On June 24, Mississippi’s top health official warned that the state might not have enough ventilators to treat people this fall. Since then, the state has retooled some ventilators, and a health department official said the state now feels comfortable with its supply.
“There were far too many failures across the board, from overcapacity in overseas economic development, poor leadership in numerous federal government entities, poor execution, etc. to blame any one thing,” said Greg Michel, executive director of the Mississippi Emergency Management Agency. “At the end of the day, we figured out and solved our problems in Mississippi.”
Over the summer, the administration has been more active in addressing supply shortages.
In June, White House coronavirus coordinator Deborah Birx’s team began reaching out to hospitals and states to inquire about their PPE supplies.
Mr. Navarro instructed HHS officials in a meeting this summer that they should investigate any media reports of shortages in a state or hospital system, according to a person familiar with the discussion.
Rear Adm. Polowczyk, who heads the supply-chain task force, said mask production has gradually increased, and he expected domestic companies to be producing 140 to 160 million masks a month by October, more than three times as many as before the pandemic. “We’ll be at that peak before the peak flu season,” he said in an interview.
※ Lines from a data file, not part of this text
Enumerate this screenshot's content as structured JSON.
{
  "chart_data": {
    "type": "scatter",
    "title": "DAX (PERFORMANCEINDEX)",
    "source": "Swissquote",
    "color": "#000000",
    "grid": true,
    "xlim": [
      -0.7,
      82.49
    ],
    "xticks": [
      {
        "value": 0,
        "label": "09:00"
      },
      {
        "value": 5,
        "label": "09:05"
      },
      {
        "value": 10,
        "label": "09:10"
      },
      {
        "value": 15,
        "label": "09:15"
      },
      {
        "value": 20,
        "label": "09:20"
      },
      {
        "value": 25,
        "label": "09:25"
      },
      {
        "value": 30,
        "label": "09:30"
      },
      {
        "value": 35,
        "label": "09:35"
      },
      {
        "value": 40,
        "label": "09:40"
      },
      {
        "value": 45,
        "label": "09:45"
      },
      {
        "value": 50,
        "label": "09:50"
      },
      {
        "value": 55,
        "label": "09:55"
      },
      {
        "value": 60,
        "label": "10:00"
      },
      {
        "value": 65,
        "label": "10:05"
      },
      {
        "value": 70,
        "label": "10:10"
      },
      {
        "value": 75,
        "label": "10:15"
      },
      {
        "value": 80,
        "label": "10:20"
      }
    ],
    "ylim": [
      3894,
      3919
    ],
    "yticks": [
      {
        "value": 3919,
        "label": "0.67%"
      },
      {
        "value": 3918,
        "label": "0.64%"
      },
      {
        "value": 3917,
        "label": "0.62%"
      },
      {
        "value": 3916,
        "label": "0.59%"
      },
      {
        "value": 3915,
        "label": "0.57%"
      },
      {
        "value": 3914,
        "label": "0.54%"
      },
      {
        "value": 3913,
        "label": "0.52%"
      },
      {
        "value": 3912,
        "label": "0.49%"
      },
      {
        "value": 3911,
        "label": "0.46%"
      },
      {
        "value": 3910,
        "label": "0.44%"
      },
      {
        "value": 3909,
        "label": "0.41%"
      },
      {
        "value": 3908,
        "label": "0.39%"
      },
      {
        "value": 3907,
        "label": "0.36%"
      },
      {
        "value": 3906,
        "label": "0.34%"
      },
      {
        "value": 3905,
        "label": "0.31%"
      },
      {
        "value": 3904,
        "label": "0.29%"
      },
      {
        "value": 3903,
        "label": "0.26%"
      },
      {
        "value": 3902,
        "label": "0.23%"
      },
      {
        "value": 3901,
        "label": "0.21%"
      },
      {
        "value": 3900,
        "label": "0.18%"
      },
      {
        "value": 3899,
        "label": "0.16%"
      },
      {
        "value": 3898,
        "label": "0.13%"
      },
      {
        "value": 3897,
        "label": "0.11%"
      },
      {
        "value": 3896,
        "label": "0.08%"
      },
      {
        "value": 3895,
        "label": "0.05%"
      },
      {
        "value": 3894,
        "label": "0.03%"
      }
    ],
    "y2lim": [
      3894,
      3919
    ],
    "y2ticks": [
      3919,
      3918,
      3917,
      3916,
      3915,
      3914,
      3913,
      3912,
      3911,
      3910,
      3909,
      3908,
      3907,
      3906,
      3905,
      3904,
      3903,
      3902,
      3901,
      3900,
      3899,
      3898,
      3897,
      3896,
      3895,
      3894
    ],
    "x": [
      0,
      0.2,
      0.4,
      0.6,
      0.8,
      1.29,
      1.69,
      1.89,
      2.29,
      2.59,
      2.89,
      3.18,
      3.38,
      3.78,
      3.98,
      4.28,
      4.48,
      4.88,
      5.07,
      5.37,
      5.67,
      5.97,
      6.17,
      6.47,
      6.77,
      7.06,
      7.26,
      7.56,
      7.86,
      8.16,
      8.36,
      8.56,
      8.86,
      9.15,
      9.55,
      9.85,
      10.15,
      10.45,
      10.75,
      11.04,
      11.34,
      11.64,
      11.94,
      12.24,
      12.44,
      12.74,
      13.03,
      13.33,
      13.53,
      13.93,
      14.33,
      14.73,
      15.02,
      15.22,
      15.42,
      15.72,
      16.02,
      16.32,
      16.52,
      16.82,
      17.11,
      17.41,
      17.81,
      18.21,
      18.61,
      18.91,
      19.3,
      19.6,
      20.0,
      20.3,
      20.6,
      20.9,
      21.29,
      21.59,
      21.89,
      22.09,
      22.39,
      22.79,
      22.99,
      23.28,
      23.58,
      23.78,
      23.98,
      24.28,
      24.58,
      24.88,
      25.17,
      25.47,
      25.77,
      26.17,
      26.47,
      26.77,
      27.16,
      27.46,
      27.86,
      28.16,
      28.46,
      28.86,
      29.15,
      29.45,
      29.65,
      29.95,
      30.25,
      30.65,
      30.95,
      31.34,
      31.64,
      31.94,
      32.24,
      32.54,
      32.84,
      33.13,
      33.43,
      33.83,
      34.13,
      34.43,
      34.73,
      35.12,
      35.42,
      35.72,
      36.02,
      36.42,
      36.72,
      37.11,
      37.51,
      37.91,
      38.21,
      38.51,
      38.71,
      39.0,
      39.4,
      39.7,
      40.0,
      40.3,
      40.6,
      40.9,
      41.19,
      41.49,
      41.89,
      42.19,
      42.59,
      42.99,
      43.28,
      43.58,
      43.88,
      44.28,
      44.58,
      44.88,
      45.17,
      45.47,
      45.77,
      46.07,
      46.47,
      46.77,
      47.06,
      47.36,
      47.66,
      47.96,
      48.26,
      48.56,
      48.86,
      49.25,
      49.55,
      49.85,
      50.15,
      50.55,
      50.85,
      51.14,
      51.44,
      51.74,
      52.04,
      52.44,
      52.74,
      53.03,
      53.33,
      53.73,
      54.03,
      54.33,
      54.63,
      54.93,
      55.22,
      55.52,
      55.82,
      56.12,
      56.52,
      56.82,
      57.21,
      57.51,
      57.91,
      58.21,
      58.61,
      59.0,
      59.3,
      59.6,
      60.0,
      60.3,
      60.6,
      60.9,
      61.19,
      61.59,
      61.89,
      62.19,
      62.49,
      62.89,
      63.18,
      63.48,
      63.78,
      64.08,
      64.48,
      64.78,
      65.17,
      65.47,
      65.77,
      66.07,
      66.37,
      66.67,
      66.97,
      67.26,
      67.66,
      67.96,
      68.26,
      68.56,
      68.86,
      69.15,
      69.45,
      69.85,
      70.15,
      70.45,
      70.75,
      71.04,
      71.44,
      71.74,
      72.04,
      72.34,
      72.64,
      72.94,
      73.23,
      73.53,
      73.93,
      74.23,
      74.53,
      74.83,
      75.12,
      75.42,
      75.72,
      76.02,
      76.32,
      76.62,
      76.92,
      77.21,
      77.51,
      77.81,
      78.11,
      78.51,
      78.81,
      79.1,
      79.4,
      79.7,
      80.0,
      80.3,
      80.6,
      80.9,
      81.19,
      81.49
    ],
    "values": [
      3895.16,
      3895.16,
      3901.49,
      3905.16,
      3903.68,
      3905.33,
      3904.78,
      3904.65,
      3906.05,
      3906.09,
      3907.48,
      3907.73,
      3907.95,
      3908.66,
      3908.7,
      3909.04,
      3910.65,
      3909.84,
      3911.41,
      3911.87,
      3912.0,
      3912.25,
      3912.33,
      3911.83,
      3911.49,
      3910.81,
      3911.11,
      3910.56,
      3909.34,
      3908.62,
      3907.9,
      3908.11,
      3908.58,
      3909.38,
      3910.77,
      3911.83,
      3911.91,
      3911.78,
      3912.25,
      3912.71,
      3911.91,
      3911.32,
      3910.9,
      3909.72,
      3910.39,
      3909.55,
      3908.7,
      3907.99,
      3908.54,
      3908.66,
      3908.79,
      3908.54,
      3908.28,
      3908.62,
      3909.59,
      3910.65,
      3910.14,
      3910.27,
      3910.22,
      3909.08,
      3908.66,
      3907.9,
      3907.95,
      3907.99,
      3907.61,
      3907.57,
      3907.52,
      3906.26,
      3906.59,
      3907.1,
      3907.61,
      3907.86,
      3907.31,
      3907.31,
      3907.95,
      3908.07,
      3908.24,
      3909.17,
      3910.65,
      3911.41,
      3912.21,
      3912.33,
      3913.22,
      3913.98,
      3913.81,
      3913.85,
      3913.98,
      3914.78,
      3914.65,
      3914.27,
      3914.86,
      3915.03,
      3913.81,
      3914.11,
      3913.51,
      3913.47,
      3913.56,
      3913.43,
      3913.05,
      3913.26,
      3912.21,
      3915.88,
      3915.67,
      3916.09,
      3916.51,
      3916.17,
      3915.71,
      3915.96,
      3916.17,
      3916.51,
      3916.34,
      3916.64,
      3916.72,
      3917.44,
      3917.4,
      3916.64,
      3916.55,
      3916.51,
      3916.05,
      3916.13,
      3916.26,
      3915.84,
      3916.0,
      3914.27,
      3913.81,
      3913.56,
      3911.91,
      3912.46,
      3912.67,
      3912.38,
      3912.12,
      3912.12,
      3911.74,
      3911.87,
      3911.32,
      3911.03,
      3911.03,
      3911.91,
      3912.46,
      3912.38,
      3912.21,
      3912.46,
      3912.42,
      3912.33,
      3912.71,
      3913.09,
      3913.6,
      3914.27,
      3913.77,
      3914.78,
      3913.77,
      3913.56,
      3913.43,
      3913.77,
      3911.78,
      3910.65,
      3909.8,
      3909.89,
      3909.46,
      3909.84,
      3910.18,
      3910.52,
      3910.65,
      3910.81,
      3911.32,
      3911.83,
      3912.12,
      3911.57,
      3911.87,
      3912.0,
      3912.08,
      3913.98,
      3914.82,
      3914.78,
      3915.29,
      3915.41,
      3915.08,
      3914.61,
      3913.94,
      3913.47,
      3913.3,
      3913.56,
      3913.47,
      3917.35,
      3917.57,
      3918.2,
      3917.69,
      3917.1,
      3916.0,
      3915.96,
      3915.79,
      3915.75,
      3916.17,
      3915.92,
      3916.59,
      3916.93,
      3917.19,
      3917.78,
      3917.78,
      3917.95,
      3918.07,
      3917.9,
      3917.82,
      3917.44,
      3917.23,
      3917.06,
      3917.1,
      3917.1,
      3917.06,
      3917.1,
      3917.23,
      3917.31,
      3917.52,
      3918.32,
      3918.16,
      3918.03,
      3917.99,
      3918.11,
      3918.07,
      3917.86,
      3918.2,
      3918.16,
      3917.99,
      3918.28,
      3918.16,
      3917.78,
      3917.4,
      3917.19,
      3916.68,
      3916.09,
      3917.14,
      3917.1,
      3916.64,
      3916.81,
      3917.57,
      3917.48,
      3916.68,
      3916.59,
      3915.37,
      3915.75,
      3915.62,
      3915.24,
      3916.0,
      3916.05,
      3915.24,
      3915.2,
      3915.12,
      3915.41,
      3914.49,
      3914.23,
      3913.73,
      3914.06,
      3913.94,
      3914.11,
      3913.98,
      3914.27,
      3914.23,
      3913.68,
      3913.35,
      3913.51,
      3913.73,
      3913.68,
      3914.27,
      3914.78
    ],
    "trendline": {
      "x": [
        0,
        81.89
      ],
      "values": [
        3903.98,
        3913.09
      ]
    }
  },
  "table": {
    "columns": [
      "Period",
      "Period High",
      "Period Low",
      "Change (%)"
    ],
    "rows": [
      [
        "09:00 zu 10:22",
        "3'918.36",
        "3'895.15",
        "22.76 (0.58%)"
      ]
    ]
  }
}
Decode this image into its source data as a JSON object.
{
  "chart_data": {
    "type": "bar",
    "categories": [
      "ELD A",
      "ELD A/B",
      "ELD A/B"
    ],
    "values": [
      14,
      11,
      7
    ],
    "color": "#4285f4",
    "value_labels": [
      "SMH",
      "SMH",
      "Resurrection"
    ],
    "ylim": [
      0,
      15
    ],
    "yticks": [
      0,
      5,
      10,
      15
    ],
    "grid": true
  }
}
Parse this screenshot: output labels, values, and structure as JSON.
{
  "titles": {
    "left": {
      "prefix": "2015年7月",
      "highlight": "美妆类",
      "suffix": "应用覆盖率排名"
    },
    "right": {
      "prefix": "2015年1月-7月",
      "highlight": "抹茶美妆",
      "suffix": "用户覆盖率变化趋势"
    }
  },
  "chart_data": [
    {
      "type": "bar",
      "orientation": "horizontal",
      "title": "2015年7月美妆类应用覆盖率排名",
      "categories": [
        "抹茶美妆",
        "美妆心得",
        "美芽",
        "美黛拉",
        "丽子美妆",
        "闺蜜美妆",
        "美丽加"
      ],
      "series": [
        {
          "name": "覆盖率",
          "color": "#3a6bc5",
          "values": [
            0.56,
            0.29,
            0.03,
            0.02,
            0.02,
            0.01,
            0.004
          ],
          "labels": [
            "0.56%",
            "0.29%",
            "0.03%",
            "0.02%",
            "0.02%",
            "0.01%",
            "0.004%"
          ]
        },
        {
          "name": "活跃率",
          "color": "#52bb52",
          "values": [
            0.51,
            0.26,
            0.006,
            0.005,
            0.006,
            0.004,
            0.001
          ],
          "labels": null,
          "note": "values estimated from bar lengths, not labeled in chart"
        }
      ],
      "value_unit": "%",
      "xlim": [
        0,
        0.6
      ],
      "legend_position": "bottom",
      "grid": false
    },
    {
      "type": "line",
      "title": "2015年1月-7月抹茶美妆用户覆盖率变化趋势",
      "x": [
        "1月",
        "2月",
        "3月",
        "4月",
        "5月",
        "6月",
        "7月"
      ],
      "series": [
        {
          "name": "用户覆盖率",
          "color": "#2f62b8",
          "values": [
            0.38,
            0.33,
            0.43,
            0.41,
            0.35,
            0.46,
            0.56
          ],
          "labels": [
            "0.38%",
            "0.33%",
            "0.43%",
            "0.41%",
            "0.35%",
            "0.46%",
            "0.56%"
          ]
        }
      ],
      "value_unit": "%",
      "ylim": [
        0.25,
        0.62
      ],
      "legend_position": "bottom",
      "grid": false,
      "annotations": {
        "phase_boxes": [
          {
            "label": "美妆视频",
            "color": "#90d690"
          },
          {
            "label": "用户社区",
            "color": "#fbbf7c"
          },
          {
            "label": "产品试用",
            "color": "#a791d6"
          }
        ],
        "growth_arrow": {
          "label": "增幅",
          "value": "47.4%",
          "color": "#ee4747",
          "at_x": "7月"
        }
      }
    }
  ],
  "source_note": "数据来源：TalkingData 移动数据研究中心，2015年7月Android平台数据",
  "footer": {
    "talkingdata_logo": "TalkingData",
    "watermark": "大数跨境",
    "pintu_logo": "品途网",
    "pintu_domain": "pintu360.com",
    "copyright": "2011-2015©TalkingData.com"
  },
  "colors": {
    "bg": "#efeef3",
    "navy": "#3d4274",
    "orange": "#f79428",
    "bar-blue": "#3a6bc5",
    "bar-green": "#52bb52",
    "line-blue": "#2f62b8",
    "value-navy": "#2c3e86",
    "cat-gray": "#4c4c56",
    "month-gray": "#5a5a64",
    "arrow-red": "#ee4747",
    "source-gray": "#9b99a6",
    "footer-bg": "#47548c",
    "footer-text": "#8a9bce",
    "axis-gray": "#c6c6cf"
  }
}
The national stockpile now has 70 million N95 masks, and is expected to have 140 million by the end of September, HHS’s Mr. Mango said. As of Aug. 21, it has more than 100,000 ventilators, up from 14,000 ventilators at the start of the year.
The president declared victory over supply shortages on July 21 at the White House. “My administration currently has zero unfilled requests for equipment or anything else that they need from the governors,” he said. “No governor needs anything right now.”
“It’s obviously not the case,” Gov. Hogan, the Maryland Republican, said the next day.